Initiative. Weapon vs. Armor tables. Cavalry rules. Weapon speed. Weapon length.
All were integral features of early DnD. And all was jettisoned or rendered essentially meaningless as newer versions of DnD were published.
The elimination of weapon length rules seems particularly obscene, considering that superior weapon length provided a palpable advantage to those who possessed it. There is a good reason why spears, pikes and other polearms were employed in ancient and medieval combats: the man with a spear was more likely to inflict the first wound, when faced with an opponent weilding a sword or dagger. And the first wound was often fatal, or at least eliminated that opponent as a serious threat.
Unsurprisingly, considering that the original DnD designers and players were wargamers, OD&D -- employing the Chainmail combat rules -- provided first-round combat advantage to the opponent with the longer weapon. All things being equal, the spear attacked before the sword, which attacked before the mace.
Weapon length was particularly important where your opponent could be eliminated with a single blow. Not only could you eliminate your opponent, but you avoided being wounded yourself. Therefore, that first-round weapon length combat advantage became significant. In OD&D combat rounds after the first, weapon speed became more important than weapon length, so it was critical for those employing longer, slower weapons, that they make their first attack count.
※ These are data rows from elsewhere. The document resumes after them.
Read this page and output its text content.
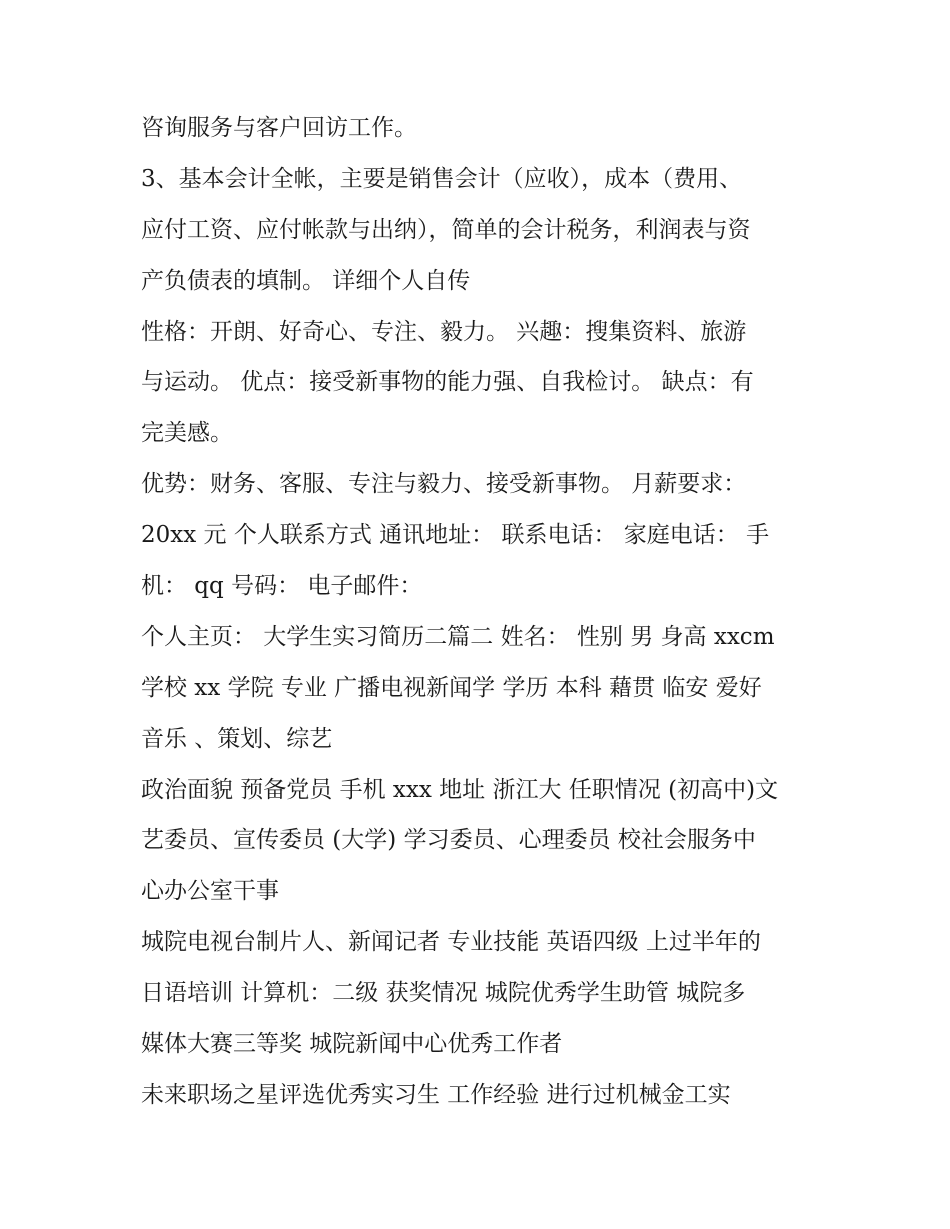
咨询服务与客户回访工作。
3、基本会计全帐，主要是销售会计（应收），成本（费用、
应付工资、应付帐款与出纳），简单的会计税务，利润表与资
产负债表的填制。 详细个人自传
性格：开朗、好奇心、专注、毅力。 兴趣：搜集资料、旅游
与运动。 优点：接受新事物的能力强、自我检讨。 缺点：有
完美感。
优势：财务、客服、专注与毅力、接受新事物。 月薪要求：
20xx 元 个人联系方式 通讯地址： 联系电话： 家庭电话： 手
机： qq 号码： 电子邮件：
个人主页： 大学生实习简历二篇二 姓名： 性别 男 身高 xxcm
学校 xx 学院 专业 广播电视新闻学 学历 本科 藉贯 临安 爱好
音乐 、策划、综艺
政治面貌 预备党员 手机 xxx 地址 浙江大 任职情况 (初高中)文
艺委员、宣传委员 (大学) 学习委员、心理委员 校社会服务中
心办公室干事
城院电视台制片人、新闻记者 专业技能 英语四级 上过半年的
日语培训 计算机：二级 获奖情况 城院优秀学生助管 城院多
媒体大赛三等奖 城院新闻中心优秀工作者
未来职场之星评选优秀实习生 工作经验 进行过机械金工实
But now, in new versions of DnD length no longer matters. Length, speed, initiative, high ground, formations, battle tactics, manueverability, planning ... all are replaced with artificial powerz and player-to-player synergies. Weapon length no longer matters because today's game designers have decreed that we need system-imposed cinematics. We need endless combats and hit-point attrition that simulates the resource management design of the latest video games.
Should weapon length matter in our tabletop roleplaying games? Of course. The historical development of weaponry is in large part the story of extending one's combat reach and lethality. Daggers to swords. Swords to spears. Spears to Bows. Bows to rifles. Rifles to missiles. But you'd never know that, based on the role-playing games i've seen lately.